Parecia haver uma espécie de frustração em Steven Spielberg enquanto ele, na medida em que obtinha mais e mais sucesso em Hollywood como um dos grandes realizadores de fantasia do cinema, não conseguia obter a mesma aclamação e respeito como cineasta sério. O rótulo o incomodava.
Dessa iniciativa em não se deixar prender numa
tendência e num gênero (ao contrário do que ocorreu, por exemplo, com Alfred
Hitchcock), vinha a atitude de Spielberg em alternar trabalhos voltados para o
público infanto-juvenil e obras destinadas aos adultos, uma tática que, pode-se
dizer, ele mantém até hoje. Nesse sentido, uma das primeiras experiências de
Spielberg no campo da seriedade foi o filme “A Cor Púrpura”.
As lentes de Spielberg se voltam para a
dolorida trajetória de Celie (a sensacional Whoopy Goldberg, estreando no
cinema) que, ainda menina nova, foi violentada pelo pai e dele engravidou.

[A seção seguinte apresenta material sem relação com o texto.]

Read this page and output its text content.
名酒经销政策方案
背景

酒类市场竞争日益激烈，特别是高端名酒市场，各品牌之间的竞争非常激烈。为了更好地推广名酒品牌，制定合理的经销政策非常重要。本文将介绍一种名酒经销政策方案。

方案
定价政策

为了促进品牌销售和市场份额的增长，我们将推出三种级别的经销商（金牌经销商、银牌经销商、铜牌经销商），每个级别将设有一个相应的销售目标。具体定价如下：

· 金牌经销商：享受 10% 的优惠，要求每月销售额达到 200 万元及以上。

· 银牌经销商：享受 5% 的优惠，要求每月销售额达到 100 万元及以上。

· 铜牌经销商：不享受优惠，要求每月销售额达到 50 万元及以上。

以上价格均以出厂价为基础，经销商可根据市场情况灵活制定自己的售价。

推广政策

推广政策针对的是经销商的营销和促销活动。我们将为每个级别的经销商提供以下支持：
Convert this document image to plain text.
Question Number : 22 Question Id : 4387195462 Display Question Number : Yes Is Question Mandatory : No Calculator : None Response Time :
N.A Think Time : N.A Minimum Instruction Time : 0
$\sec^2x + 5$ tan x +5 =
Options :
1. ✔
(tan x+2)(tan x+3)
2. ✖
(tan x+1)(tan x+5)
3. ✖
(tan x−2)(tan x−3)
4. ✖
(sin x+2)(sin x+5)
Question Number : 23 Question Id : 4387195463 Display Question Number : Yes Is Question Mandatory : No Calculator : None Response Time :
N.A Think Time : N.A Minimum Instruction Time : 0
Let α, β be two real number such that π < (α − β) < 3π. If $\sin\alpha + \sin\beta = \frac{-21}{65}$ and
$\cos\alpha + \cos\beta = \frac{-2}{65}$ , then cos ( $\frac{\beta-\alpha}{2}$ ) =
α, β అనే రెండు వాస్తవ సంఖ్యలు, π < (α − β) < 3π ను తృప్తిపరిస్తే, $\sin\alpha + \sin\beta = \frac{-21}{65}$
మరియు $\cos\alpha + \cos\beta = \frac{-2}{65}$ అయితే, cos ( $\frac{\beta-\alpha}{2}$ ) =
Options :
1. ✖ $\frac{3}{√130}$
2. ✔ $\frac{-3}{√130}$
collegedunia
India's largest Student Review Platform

Separada do filho assim que deu a luz, bem como da irmã que adorava, ela foi em
seguida vendida a um fazendeiro viúvo (Danny Glover), de quem passou a cuidar
dos filhos e da casa, numa rotina nem um pouco melhor do que a de antes: Também
o marido era bruto, insensível e rude.
Durante toda essa extensa narrativa de “A Cor
Púrpura”, o cineasta de fantasia que Spielberg sempre foi parece querer
prevalecer e se manifestar, encontrando os mais inusitados e inesperados meios
para dar até mesmo um encanto lúdico à toda sorte de infortúnios que vemos
transcorrer na tela: Ele se vale da direção de fotografia de Allen Daviau para
conceber cenas de um deslumbre visual sem par, cujas inventivas técnicas por
vezes ameaçam tornar sua trama de dor, superação e humanismo subserviente às
próprias imagens. Fosse um outro realizador e o resultado final de “A Cor
Púrpura” certamente seria bem diferente; felizmente, seu enredo tem força,
empatia e relevância para se manter sólido na percepção do público, o que
ajuda a atravessar seu potencialmente prejudicial terço final –o momento em que
as pressões dramatúrgicas mais pressionam as escolhas da condução –e manter-se
na memória como um belo e comovente registro.